# Rod pod -100€uro



## Carp-pike (30. November 2007)

Peace erst mal  #h

Also ich bin auf der suche nach einem pod.. will nicht mehr wie 100 euros ausgeben ..
also mann sollte es schon steil nach oben und im wasser aufstellen können.

habt ihr da was ? 

MfG Carp-pike


----------



## asuselite (1. Dezember 2007)

*AW: Rod pod -100€uro*

Hi carp-pike
das sind aba ne menge anforderungen für nur 100€!|kopfkrat
Unter 100 hab ich jetzt nix gefunden aba vill interessiert dich das hier ja 
http://shop.angel-domaene.de/product_info.php?info=p910335_Heavy-Spider-Pod.html #h

Ich finds zu dem Preis wohl geil aba man weiß bei dem Preis auch nie wie gut es verarbeitet ist und was es aushällt!
Vielleicht hat´s ja irgentwer hier schonmal gefischt!#h

gruß asus


----------



## Erdwurm (1. Dezember 2007)

*AW: Rod pod -100€uro*

fuer den preis bekommst aber auch das original!


----------



## benny11 (1. Dezember 2007)

*AW: Rod pod -100€uro*

Ich würde mal nach einen gebrauchten "Pelzer Phaser" ausschau halten.


----------



## PROLOGIC (1. Dezember 2007)

*AW: Rod pod -100€uro*

Hi

das meiste was du für den Preis bekommst ist einfach nur Schrott!

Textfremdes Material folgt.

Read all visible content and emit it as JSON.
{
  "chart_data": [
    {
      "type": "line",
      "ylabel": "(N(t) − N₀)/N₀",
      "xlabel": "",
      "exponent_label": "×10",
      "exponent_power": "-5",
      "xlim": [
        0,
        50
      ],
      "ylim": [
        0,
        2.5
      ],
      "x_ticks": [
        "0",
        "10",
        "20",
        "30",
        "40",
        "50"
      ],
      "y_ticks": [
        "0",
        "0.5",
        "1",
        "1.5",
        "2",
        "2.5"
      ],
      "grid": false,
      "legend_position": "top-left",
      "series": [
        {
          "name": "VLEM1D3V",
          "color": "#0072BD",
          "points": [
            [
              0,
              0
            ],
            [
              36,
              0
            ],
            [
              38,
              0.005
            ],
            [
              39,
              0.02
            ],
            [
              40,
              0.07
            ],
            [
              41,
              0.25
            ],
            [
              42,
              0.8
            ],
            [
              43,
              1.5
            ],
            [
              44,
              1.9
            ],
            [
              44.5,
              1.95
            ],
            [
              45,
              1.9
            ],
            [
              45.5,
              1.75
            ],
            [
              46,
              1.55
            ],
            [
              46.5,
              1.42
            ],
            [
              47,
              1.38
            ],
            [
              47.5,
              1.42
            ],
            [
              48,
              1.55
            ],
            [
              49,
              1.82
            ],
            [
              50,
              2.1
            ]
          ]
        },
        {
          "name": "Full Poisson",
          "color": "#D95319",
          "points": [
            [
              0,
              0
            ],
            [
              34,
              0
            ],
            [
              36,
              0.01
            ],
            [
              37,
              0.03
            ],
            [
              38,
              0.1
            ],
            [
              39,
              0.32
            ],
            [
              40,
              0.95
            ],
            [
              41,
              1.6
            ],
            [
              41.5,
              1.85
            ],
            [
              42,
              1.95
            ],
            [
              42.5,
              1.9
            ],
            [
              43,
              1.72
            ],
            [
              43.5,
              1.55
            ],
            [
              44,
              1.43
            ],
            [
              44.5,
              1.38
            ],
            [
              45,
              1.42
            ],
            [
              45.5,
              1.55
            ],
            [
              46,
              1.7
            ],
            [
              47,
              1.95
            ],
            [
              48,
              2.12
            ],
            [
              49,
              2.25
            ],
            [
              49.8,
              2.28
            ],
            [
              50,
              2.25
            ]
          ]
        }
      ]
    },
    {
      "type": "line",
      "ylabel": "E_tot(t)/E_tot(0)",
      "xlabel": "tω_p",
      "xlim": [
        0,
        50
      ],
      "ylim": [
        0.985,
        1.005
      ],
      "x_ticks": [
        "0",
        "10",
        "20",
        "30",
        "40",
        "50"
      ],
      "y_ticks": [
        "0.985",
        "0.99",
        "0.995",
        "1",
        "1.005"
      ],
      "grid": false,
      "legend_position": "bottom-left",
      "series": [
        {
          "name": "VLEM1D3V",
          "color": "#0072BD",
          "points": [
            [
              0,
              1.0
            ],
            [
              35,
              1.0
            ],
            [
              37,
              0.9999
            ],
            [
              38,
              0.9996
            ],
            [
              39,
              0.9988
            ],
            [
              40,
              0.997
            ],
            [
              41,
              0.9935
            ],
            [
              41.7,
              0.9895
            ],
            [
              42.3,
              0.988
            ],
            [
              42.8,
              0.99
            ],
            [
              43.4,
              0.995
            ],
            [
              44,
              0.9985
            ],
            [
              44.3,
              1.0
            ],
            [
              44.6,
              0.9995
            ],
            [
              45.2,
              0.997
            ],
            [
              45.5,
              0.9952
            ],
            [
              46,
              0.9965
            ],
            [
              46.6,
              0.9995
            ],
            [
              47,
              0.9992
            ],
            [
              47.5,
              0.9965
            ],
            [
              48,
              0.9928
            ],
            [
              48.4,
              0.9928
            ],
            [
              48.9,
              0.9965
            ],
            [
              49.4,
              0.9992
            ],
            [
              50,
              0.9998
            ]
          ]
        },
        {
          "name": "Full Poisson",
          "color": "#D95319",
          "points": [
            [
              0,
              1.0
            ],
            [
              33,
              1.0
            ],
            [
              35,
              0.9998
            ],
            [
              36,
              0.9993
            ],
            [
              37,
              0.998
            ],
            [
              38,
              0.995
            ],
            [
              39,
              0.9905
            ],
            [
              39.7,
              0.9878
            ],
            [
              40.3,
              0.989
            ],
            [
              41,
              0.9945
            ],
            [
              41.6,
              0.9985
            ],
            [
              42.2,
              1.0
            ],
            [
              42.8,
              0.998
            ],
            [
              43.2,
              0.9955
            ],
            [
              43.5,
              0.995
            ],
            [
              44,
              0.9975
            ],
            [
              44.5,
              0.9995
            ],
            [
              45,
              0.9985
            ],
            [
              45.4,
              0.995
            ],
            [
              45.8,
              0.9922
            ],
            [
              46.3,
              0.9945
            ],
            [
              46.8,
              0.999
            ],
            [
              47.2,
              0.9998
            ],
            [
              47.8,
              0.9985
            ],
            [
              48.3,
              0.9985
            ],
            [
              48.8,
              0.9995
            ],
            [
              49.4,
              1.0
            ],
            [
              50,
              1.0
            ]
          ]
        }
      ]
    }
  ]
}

Wenns unbedingt ein Pod sein soll dann würd ich mehr investieren oder nach nem guten gebrauchten Ausschau halten.

Oder einfach geile Buzzerbars und Banksticks kaufen...

Gruß

PROLOGIC


----------



## Carp-pike (1. Dezember 2007)

*AW: Rod pod -100€uro*

kennt ihr tripods, die man nach oben stellen könnte??


----------



## Carpcatcher177 (1. Dezember 2007)

*AW: Rod pod -100€uro*

hab da ein tripod für 120€ im net gefunden :

http://www.fishing-dreams.de/product_info.php?products_id=954

müsst du gucken ob dir das gefällt


----------



## Carp-pike (1. Dezember 2007)

*AW: Rod pod -100€uro*

des ist ne nachbaude von anaconda oder?? [Magic pod]
und des gibts schon für 100 zu kaufen?


----------



## punkarpfen (2. Dezember 2007)

*AW: Rod pod -100€uro*

Das ist kein Nachbau, sondern die kommen alle aus einer Schmiede. ich kann euch ein gebrauchtes von Prologic anbieten. Das ist baugleich.


----------



## Carp-pike (2. Dezember 2007)

*AW: Rod pod -100€uro*

hast du ein par bilder von deinem Pod? wie viel war der neu preis , ach erzähl mol bin interresiert , ps wieso verkaufste es?


----------



## toxpack (2. Dezember 2007)

*AW: Rod pod -100€uro*

hi,

ich kann das anaconda magic pod überhaupt nicht empfehlen.
ein kumpel von mir hat es sich letztes jahr gekauft und hatte damit bis jetzt nur probleme.

1.die füße sind nur eingepresst und fallen mit der zeit ab.
2. 1 bein lääst sich nichtmehr fixieren wenn es ausgefahren ist.
3. die 2 mittelstangen verdrehen sich.
4. die arretierung mit der man den winkel des pods einstellen kann muss man extrem stark anziehen das es nichtmehr nach vorne kippt.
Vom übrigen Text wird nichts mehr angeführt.